Data yang berhasil dihimpun dari berbagai sumber menunjukkan adanya kejanggalan dalam realisasi beberapa kegiatan proyek desa. Sejumlah pos anggaran yang tercatat dalam dokumen APBDes disebut tidak transparan, bahkan diduga fiktif. Berikut beberapa kegiatan yang menjadi sorotan:
Tahun Anggaran 2024:
Keadaan Mendesak: Rp 45.000.000 (dua kali)
Pengembangan Sistem Informasi Desa: Rp 22.500.000
Operasional Pemerintah Desa dari Dana Desa: Rp 100.000
Pengerasan Jalan Usaha Tani: Rp 165.037.600
Program RTLH Gakin (Dukungan dan Validasi): Rp 10.000.000 (dua kali)
Penyelenggaraan Posyandu: Rp 1.800.000 dan Rp 14.100.000
Pemeliharaan MCK Umum: Rp 7.000.000 (dua kali)
Pembentukan BUMDes: Rp 141.285.000
Tahun Anggaran 2023:
Pemeliharaan MCK Umum: Rp 5.000.000 (enam kali)
Program RTLH Gakin: Rp 10.000.000 (tiga kali)
Peningkatan Jalan Usaha Tani: Rp 175.035.650
Pemeliharaan Jalan Lingkungan Permukiman: Lebih dari Rp 160 juta
Penyelenggaraan Posyandu: Lebih dari Rp 100 juta
Pengembangan Sistem Informasi Desa: Rp 54.000.000
Operasional Pemerintah Desa dan Pelatihan: Puluhan juta rupiah lainnya
Seorang warga Desa Muncek Tengah, yang enggan disebutkan namanya, mengatakan kepada Kompasnusantara.id bahwa penggunaan Dana Desa selama dua tahun terakhir sangat tidak transparan. Ia menilai banyak kegiatan yang dilaporkan tidak sesuai kenyataan.
“Beberapa proyek tidak jelas wujudnya. Kami tidak pernah dilibatkan dalam musyawarah. Sangat tertutup dan tidak sesuai dengan dokumen APBDes,” ujarnya.
Sementara itu, salah satu aktivis muda Kabupaten Sumenep menyatakan telah mengumpulkan data dan bukti untuk segera melaporkan kasus ini ke Kejaksaan Tinggi Jawa Timur.
“Dugaan korupsi ini harus diusut tuntas.
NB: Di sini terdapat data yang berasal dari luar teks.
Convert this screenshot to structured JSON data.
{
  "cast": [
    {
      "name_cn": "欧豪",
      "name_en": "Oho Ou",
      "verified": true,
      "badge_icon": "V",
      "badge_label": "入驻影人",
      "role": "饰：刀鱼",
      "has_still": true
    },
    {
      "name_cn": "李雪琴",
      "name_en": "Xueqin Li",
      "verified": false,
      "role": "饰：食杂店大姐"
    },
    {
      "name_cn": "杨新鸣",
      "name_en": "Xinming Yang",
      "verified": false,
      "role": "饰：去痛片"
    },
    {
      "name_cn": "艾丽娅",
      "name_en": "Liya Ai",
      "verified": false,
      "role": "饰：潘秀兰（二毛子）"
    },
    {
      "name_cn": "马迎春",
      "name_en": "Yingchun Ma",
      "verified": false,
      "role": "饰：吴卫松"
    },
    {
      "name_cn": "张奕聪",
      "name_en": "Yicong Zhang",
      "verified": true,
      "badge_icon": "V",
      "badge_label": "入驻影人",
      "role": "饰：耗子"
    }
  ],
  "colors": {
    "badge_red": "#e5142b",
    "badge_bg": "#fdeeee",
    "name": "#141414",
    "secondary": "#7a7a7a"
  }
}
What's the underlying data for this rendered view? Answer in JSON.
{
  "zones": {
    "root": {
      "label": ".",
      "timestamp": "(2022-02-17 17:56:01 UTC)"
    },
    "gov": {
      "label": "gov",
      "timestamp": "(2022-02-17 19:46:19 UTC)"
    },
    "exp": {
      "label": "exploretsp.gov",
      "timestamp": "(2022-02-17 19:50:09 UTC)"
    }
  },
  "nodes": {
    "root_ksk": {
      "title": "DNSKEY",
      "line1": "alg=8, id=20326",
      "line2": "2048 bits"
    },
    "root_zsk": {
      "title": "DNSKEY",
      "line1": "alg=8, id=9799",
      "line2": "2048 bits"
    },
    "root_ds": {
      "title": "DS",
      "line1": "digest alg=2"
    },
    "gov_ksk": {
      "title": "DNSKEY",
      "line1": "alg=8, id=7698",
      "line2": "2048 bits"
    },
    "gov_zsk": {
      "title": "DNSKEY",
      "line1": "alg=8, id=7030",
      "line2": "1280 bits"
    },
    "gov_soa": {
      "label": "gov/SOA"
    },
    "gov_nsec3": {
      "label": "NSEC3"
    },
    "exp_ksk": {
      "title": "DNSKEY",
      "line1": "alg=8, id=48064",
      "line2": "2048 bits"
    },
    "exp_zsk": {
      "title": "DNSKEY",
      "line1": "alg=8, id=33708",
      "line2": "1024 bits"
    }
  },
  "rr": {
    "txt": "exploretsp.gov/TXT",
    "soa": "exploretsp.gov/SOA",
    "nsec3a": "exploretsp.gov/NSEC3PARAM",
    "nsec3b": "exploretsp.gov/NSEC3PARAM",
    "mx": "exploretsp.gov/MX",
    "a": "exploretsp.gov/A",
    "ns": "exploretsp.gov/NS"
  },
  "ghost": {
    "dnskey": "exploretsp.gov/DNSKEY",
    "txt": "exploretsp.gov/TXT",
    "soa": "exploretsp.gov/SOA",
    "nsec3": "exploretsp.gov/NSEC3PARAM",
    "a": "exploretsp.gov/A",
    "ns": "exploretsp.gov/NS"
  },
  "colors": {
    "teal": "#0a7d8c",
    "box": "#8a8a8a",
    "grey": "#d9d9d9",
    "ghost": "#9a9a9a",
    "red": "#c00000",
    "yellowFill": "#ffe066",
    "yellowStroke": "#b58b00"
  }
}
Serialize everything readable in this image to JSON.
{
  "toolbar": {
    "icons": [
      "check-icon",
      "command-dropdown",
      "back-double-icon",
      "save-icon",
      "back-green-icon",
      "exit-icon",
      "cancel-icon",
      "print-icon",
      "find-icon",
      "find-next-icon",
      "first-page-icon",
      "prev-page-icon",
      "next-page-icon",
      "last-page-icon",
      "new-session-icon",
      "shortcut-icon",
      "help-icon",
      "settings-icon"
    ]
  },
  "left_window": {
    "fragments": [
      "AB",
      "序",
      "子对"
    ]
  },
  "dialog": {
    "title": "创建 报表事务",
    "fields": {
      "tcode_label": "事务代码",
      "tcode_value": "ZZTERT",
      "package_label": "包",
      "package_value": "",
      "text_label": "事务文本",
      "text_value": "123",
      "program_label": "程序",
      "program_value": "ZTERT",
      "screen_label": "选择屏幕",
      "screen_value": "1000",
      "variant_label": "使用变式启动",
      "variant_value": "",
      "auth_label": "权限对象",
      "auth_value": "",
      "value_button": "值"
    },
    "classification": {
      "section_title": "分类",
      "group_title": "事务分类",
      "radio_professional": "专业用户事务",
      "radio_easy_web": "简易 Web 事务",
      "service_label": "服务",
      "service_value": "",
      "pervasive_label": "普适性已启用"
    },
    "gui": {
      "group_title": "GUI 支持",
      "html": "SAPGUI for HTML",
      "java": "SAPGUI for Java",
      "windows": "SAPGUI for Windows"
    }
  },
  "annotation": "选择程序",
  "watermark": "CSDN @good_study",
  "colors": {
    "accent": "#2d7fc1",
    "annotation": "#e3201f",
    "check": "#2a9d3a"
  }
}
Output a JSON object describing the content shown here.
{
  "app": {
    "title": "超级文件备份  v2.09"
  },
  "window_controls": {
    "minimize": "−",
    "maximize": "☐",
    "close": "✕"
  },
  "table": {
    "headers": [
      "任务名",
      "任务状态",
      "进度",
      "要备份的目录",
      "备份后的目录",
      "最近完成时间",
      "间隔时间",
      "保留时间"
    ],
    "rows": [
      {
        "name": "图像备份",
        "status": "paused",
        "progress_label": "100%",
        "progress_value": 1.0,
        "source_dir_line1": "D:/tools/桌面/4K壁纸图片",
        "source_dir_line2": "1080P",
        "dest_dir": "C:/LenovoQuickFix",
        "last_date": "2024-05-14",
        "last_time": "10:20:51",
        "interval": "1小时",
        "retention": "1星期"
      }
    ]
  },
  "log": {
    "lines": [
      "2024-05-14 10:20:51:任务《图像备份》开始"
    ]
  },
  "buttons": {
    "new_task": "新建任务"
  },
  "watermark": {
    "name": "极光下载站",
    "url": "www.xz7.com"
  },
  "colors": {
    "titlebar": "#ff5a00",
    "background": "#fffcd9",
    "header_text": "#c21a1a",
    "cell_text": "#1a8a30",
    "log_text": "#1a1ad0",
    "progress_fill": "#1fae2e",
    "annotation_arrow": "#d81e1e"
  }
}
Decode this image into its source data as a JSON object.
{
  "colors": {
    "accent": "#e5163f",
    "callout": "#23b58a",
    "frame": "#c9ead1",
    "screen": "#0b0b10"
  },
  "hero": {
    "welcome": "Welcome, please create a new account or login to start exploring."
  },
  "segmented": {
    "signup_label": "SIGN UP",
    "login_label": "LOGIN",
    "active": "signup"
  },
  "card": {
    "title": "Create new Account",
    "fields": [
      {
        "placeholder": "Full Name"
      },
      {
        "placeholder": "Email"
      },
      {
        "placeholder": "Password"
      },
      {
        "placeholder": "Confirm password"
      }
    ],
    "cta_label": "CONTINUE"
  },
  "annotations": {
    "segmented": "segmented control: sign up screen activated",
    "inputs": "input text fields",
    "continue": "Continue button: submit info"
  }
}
Ini menyangkut hak rakyat dan harus ada efek jera bagi kepala desa yang menyalahgunakan anggaran negara,” tegasnya.
Kasus ini kini mendapat perhatian publik, dan masyarakat berharap penegak hukum segera bertindak untuk mengungkap kebenaran di balik dugaan penyimpangan dana desa tersebut.